Il y a également des projets que les institutionnels peuvent initier, comme les gares routières, les marchés de gros ou même les petits marché qui manquent dans certaines villes. Les communes disposent généralement du foncier, mais n’ont pas les moyens de créer ou d’entretenir ces équipements urbains. Ces communes peuvent donc mettre à disposition le foncier, les institutionnels investissent et exploitent l’équipement un certain temps pour le repasser ensuite aux communes.

Le privé peut gérer ce genre de services de manière dynamique, rationnelle, avec une logique de rentabilité. C’est des formules gagnant-gagnant entre les institutionnels et l’Etat ou les collectivités territoriales, avec un meilleur service pour les usagers et un coût moindre.

-Ce schéma est-il possible selon vous dans le secteur de l’éducation, qui a besoin aujourd’hui d’un énorme effort d’investissement ?

-On peut faire en effet la même chose dans l’éducation. On peut investir dans la construction d’écoles et les louer à l’Etat.

-C’est un peu comme se substituer à l’Etat dans un service public assez stratégique…

L’idée, c’est d’apporter une aide à l’Etat pour réaliser des investissements. Et non se substituer à l’Etat dans l’éducation. Sachant que le secteur est déjà ouvert au privé. Ce n’est pas donc là le problème. On a au Maroc une fausse idée du service public. On pense que le service public ne doit être géré que pas des entreprises publiques. Or, il peut y avoir une compréhension plus large du service public, qui est un service régulé par l’autorité publique. La régulation peut se faire au niveau de la qualité de service, de la définition et la consistance de la prestation, comme au niveau des prix.
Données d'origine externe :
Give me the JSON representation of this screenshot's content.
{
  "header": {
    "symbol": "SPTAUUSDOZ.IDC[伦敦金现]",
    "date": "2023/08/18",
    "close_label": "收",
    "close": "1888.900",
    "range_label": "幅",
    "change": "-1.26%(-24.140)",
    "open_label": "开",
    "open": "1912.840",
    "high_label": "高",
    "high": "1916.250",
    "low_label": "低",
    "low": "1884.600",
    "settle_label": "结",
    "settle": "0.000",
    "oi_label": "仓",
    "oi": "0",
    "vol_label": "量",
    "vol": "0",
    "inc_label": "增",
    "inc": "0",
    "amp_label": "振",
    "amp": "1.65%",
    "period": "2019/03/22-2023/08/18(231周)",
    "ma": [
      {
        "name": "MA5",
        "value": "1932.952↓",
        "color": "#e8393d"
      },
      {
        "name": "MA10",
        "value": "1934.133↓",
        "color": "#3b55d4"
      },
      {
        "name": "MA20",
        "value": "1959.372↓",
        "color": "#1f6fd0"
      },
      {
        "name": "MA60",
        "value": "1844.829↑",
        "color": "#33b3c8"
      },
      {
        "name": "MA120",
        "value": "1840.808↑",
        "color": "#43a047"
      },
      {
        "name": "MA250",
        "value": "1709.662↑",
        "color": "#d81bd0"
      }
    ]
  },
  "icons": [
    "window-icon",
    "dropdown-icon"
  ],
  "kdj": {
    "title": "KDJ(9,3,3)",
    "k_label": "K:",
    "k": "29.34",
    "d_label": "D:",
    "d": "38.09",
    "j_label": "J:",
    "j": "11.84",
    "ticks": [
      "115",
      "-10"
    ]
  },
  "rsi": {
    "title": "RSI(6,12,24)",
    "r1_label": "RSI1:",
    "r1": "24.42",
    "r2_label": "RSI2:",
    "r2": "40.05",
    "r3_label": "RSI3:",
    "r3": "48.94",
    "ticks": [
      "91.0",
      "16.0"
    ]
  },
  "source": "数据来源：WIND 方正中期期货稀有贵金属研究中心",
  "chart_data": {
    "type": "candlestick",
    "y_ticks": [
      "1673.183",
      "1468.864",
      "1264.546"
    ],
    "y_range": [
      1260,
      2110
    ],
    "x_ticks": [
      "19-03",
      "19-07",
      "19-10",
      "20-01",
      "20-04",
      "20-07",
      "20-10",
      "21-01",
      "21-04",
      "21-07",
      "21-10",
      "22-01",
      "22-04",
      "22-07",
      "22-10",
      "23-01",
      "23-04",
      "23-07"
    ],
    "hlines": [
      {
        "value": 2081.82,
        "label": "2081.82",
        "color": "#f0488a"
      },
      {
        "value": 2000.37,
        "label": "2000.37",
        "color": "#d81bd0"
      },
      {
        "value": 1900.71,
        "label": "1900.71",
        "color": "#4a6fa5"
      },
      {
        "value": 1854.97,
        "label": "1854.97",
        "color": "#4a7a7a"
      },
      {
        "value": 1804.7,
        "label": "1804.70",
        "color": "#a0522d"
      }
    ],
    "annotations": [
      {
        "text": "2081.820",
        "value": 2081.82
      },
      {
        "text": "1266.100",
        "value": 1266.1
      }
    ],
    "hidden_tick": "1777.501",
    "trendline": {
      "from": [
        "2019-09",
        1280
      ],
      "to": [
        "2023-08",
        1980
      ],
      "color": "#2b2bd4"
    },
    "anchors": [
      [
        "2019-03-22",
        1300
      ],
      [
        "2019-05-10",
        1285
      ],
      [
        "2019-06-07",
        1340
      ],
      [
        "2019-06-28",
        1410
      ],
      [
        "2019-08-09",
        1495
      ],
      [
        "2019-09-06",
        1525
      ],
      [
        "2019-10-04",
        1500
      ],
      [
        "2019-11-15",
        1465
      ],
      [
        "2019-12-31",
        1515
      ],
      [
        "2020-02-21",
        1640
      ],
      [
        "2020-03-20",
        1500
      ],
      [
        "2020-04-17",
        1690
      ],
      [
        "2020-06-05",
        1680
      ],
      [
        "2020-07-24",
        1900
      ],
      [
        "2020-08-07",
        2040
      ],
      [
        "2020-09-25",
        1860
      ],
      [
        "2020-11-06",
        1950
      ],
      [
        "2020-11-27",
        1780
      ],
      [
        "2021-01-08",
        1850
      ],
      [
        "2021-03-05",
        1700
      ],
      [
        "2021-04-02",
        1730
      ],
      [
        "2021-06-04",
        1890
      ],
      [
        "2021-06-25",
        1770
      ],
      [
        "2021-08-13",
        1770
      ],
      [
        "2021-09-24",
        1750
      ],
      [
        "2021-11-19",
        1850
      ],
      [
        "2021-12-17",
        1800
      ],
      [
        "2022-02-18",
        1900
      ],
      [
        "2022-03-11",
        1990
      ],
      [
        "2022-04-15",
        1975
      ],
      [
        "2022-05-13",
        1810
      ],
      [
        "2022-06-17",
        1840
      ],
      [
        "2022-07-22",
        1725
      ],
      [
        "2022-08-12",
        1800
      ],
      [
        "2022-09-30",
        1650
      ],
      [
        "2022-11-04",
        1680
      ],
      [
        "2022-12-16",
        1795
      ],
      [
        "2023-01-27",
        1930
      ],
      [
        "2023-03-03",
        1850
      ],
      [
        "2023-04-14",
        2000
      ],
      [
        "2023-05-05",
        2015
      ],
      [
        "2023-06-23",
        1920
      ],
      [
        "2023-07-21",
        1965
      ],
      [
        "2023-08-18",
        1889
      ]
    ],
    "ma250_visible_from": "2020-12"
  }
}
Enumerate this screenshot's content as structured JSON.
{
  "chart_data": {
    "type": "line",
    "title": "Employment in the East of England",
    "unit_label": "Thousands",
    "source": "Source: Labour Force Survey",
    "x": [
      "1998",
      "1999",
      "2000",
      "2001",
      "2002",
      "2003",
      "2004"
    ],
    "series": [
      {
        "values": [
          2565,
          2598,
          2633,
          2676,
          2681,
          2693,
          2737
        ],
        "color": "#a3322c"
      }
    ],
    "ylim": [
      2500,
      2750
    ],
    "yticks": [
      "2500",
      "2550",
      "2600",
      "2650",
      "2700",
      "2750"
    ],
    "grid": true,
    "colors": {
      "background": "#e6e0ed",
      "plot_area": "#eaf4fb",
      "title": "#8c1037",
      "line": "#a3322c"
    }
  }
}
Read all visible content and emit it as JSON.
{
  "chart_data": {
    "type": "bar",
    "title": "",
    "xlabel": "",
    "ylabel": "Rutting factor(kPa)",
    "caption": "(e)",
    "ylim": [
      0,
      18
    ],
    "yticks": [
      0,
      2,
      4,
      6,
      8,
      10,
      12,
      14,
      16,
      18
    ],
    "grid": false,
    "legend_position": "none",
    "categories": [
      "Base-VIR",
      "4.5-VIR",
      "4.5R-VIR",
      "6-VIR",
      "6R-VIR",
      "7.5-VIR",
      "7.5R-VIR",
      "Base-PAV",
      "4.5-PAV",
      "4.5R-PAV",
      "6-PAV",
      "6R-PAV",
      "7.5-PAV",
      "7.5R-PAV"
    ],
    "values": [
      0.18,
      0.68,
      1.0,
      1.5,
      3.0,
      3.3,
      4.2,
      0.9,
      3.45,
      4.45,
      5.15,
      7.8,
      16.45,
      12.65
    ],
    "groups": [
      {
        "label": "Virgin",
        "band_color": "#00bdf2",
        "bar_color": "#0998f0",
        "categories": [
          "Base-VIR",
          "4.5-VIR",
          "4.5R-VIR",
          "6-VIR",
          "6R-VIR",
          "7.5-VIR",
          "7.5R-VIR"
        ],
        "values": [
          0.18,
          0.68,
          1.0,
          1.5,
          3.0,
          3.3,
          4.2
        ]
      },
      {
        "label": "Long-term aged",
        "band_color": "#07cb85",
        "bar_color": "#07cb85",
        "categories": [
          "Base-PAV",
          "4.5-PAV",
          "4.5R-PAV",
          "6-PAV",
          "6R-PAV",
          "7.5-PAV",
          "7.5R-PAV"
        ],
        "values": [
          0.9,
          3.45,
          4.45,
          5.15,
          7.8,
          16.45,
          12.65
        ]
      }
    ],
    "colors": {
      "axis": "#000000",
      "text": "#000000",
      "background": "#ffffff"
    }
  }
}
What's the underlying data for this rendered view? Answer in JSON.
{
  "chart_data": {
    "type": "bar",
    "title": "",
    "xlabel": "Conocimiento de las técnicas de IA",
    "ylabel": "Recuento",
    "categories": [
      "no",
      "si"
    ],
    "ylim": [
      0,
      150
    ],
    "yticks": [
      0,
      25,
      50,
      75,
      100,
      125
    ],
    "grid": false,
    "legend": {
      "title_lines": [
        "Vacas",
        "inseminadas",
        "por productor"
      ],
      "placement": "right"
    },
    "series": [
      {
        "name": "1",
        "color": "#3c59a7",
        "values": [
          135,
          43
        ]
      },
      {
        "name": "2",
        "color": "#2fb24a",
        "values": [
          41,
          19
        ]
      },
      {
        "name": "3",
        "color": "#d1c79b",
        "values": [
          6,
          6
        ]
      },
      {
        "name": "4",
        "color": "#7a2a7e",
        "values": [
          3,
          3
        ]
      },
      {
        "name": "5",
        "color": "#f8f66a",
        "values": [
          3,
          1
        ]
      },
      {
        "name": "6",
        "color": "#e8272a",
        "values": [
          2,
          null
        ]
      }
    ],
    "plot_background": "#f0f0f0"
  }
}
Si on part de cette définition, rien n’empêche qu’un service public soit offert par des entreprises privées qui respectent un cahier des charges établi par l’autorité publique et dont les prestations sont contrôlées par cette même autorité. On n’est pas en contradiction.

Et souvent, le secteur privé, qui a des mécanismes de gestion plus souples, peut améliorer la prestation pour le citoyen tout en réduisant les coûts. On croit que le public est forcément mois cher que le privé. Ce n’est pas toujours vrai.